Frequency of Evaluations : Nebraska

Identifying Effective Teachers Policy

Goal

The state should require annual evaluations of all teachers.

Meets in part
Suggested Citation:
National Council on Teacher Quality. (2011). Frequency of Evaluations : Nebraska results. State Teacher Policy Database. [Data set].
Retrieved from: https://www.nctq.org/yearbook/state/NE-Frequency-of-Evaluations--8

Analysis of Nebraska's policies

Regrettably, Nebraska does not ensure that all teachers are evaluated annually.

The state does not articulate the frequency of evaluations for nonprobationary teachers. Nebraska does, however, require that new teachers be evaluated at least twice a year, a minimum of once a semester. 

Citation

Recommendations for Nebraska

Require annual formal evaluations for all teachers.
All teachers in Nebraska should be evaluated annually.
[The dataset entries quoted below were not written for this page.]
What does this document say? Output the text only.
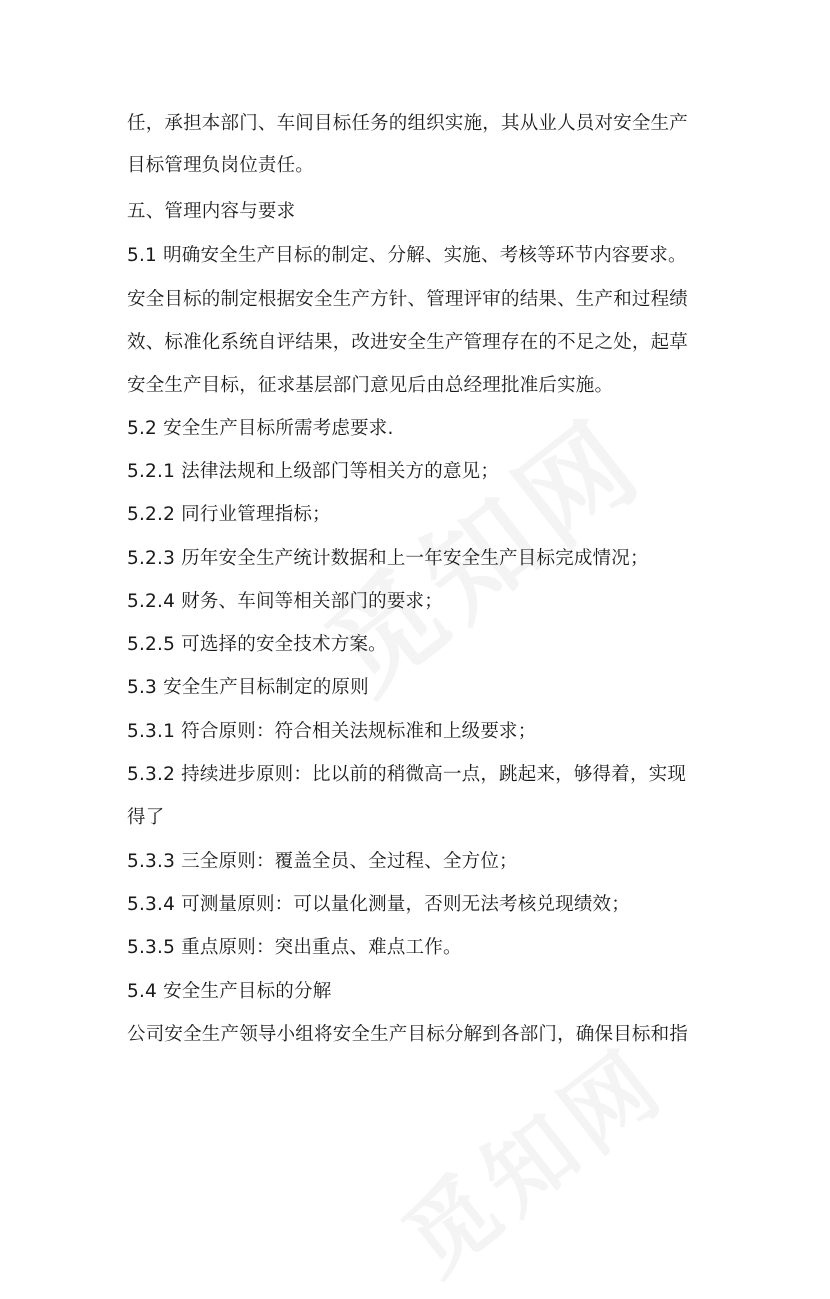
任，承担本部门、车间目标任务的组织实施，其从业人员对安全生产
目标管理负岗位责任。
五、管理内容与要求
5.1 明确安全生产目标的制定、分解、实施、考核等环节内容要求。
安全目标的制定根据安全生产方针、管理评审的结果、生产和过程绩
效、标准化系统自评结果，改进安全生产管理存在的不足之处，起草
安全生产目标，征求基层部门意见后由总经理批准后实施。
5.2 安全生产目标所需考虑要求.
5.2.1 法律法规和上级部门等相关方的意见；
5.2.2 同行业管理指标；
5.2.3 历年安全生产统计数据和上一年安全生产目标完成情况；
5.2.4 财务、车间等相关部门的要求；
5.2.5 可选择的安全技术方案。
5.3 安全生产目标制定的原则
5.3.1 符合原则：符合相关法规标准和上级要求；
5.3.2 持续进步原则：比以前的稍微高一点，跳起来，够得着，实现
得了
5.3.3 三全原则：覆盖全员、全过程、全方位；
5.3.4 可测量原则：可以量化测量，否则无法考核兑现绩效；
5.3.5 重点原则：突出重点、难点工作。
5.4 安全生产目标的分解
公司安全生产领导小组将安全生产目标分解到各部门，确保目标和指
Rather than treated as mere formalities, these teacher evaluations should serve as important tools for rewarding good teachers, helping average teachers improve and holding weak teachers accountable for poor performance.  
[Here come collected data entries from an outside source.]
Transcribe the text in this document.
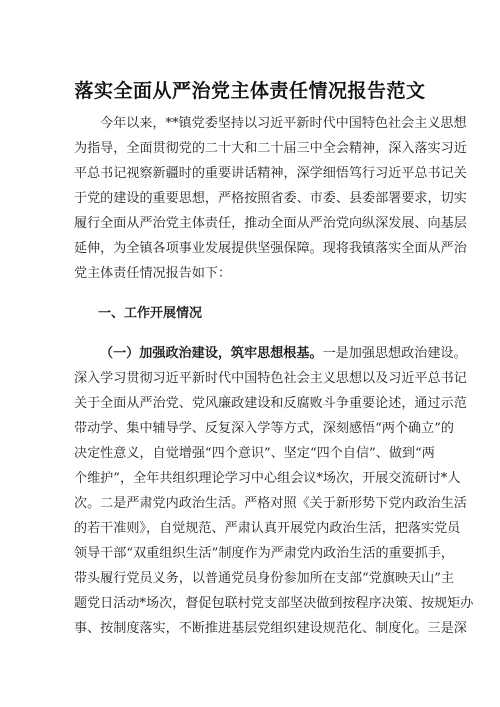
落实全面从严治党主体责任情况报告范文
今年以来，**镇党委坚持以习近平新时代中国特色社会主义思想
为指导，全面贯彻党的二十大和二十届三中全会精神，深入落实习近
平总书记视察新疆时的重要讲话精神，深学细悟笃行习近平总书记关
于党的建设的重要思想，严格按照省委、市委、县委部署要求，切实
履行全面从严治党主体责任，推动全面从严治党向纵深发展、向基层
延伸，为全镇各项事业发展提供坚强保障。现将我镇落实全面从严治
党主体责任情况报告如下：
一、工作开展情况
（一）加强政治建设，筑牢思想根基。一是加强思想政治建设。
深入学习贯彻习近平新时代中国特色社会主义思想以及习近平总书记
关于全面从严治党、党风廉政建设和反腐败斗争重要论述，通过示范
带动学、集中辅导学、反复深入学等方式，深刻感悟“两个确立”的
决定性意义，自觉增强“四个意识”、坚定“四个自信”、做到“两
个维护”，全年共组织理论学习中心组会议*场次，开展交流研讨*人
次。二是严肃党内政治生活。严格对照《关于新形势下党内政治生活
的若干准则》，自觉规范、严肃认真开展党内政治生活，把落实党员
领导干部“双重组织生活”制度作为严肃党内政治生活的重要抓手，
带头履行党员义务，以普通党员身份参加所在支部“党旗映天山”主
题党日活动*场次，督促包联村党支部坚决做到按程序决策、按规矩办
事、按制度落实，不断推进基层党组织建设规范化、制度化。三是深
Base evaluations on multiple observations.
To guarantee that annual evaluations are based on an adequate collection of information, Nebraska should require multiple observations for all teachers, even those who have nonprobationary status. Further, as evaluation instruments become more data driven, it may not be feasible to issue multiple formal evaluation ratings during a single year. Applicable student data will likely not be available to support multiple ratings.  
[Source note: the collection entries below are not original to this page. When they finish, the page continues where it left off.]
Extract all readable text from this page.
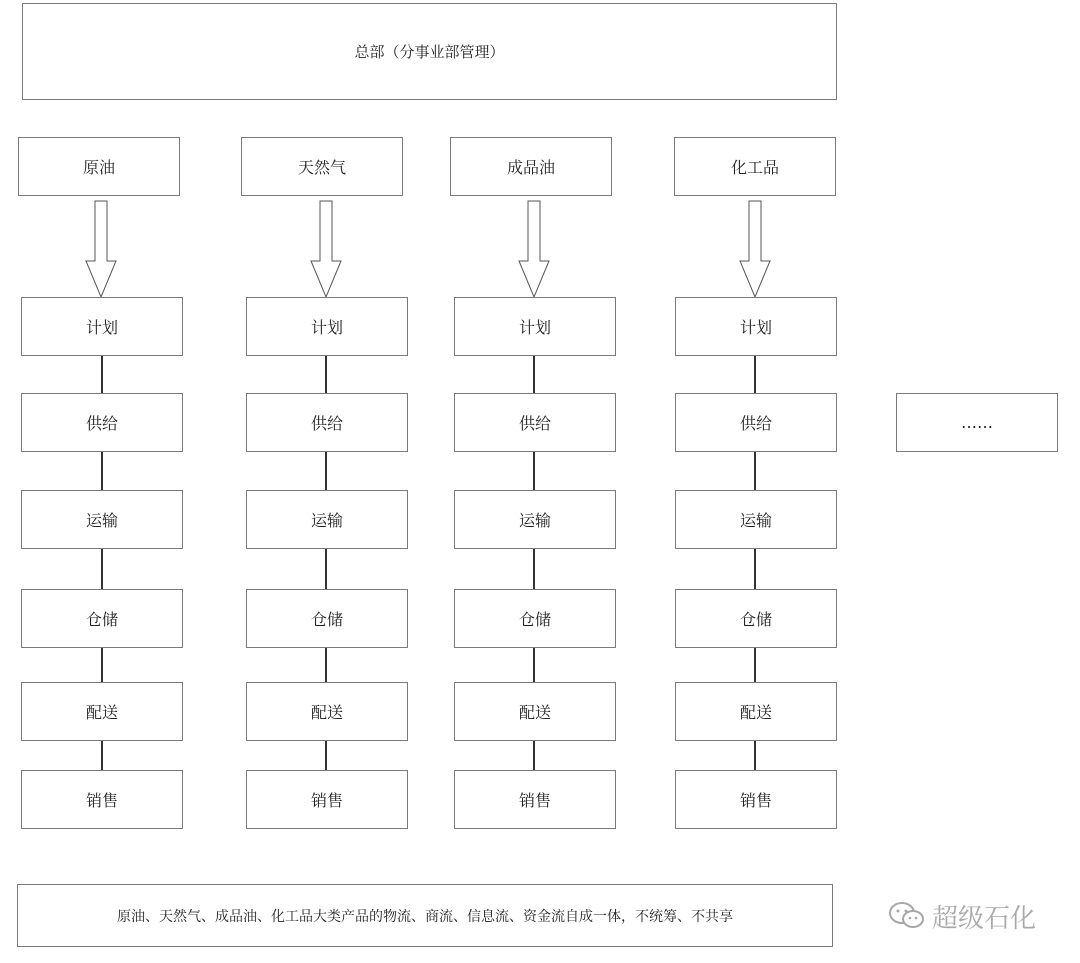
总部（分事业部管理）
原油
计划
供给
运输
仓储
配送
销售
天然气
计划
供给
运输
仓储
配送
销售
成品油
计划
供给
运输
仓储
配送
销售
化工品
计划
供给
运输
仓储
配送
销售
……
原油、天然气、成品油、化工品大类产品的物流、商流、信息流、资金流自成一体，不统筹、不共享	超级石化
State response to our analysis

Nebraska recognized the factual accuracy of this analysis.

Research rationale

For the frequency of evaluations in government and private industry, see survey results from Hudson Employment Index's report: "Pay and Performance in America: 2005 Compensation and Benefits Report" Hudson Highlands Group (2005).

For research emphasizing the importance of evaluation and observations for new teachers in predicting future success and providing support for teachers see, D. Staiger and J. Rockoff, "Searching for Effective Teachers with Imperfect Information." The Journal of Economic Perspectives. (24:3) American Economic Association (2010).